I went on my own. I met a cousin and his wife there and we enjoyed the Celtic; "Here Comes St Patrick's Day" show. I had not seen Mithril, but had always heard great things about them. I was not disappointed. Their show is spot on and full of energy. I was thrilled to be there and I was also thrilled to hear their special guest, Adrian Duncan. He is from Halifax, Nova Scotia. His music and the talk he gave made me want to visit the place and hear more about it.
The Laidlaw Performing Arts center on the campus of the University of South Alabama was a pleasure and a delight as well. My first time there too last night. It was full of people who, like Vic, Donna and I were thrilled to have found our way there to see the show. Not one of the Mithril four missed a beat that I could tell. Being of Irish heritage, I was not at all disappointed in the way the music was performed or presented and that may be because I am none the wiser, or because i was so starved for the live, acoustic sounds I enjoyed on that stage last night. The uniqueness of the experience with Adrian Duncan, made the night special and everyone in town who was not there last night missed out on a very special show.

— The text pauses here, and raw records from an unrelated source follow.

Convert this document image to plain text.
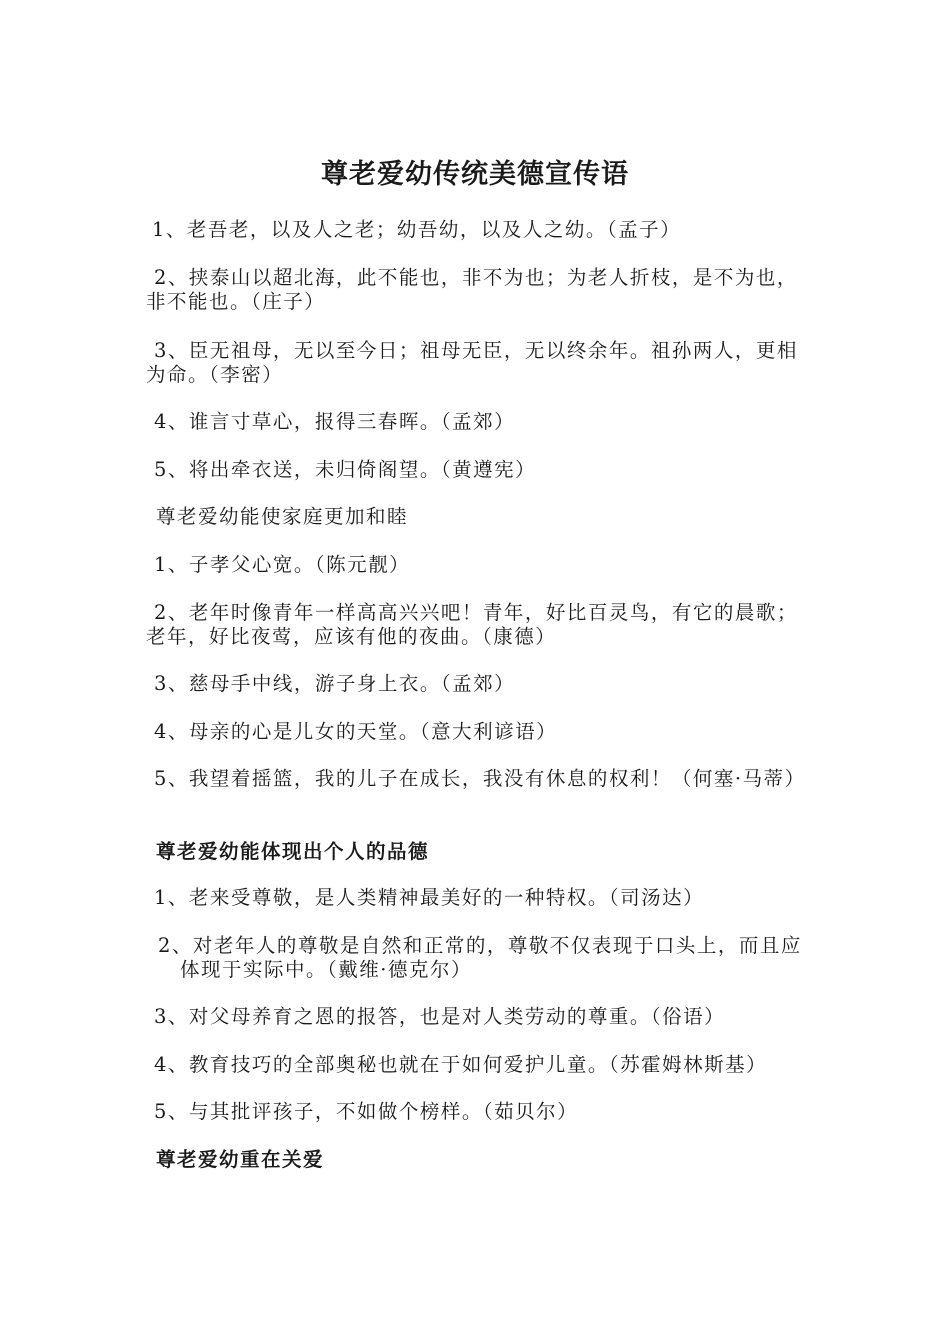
尊老爱幼传统美德宣传语
1、老吾老，以及人之老；幼吾幼，以及人之幼。（孟子）
2、挟泰山以超北海，此不能也，非不为也；为老人折枝，是不为也，非不能也。（庄子）
3、臣无祖母，无以至今日；祖母无臣，无以终余年。祖孙两人，更相为命。（李密）
4、谁言寸草心，报得三春晖。（孟郊）
5、将出牵衣送，未归倚阁望。（黄遵宪）
尊老爱幼能使家庭更加和睦
1、子孝父心宽。（陈元靓）
2、老年时像青年一样高高兴兴吧！青年，好比百灵鸟，有它的晨歌；老年，好比夜莺，应该有他的夜曲。（康德）
3、慈母手中线，游子身上衣。（孟郊）
4、母亲的心是儿女的天堂。（意大利谚语）
5、我望着摇篮，我的儿子在成长，我没有休息的权利！（何塞·马蒂）
尊老爱幼能体现出个人的品德
1、老来受尊敬，是人类精神最美好的一种特权。（司汤达）
2、对老年人的尊敬是自然和正常的，尊敬不仅表现于口头上，而且应体现于实际中。（戴维·德克尔）
3、对父母养育之恩的报答，也是对人类劳动的尊重。（俗语）
4、教育技巧的全部奥秘也就在于如何爱护儿童。（苏霍姆林斯基）
5、与其批评孩子，不如做个榜样。（茹贝尔）
尊老爱幼重在关爱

My aloneness is my own fault. I blame myself for the undesirable nature I have created for myself. I have to believe that I am to blame. How could anyone else be? I am at the time in my life where my aloneness is not acceptable to me. I am about to go on this journey alone into my
own soul to try to figure out where in this God Almighty world I am supposed to be. I had hoped that would be with someone, but I am beginning to believe I am not suited to live with another soul. I am supposed to be alone and so, I am.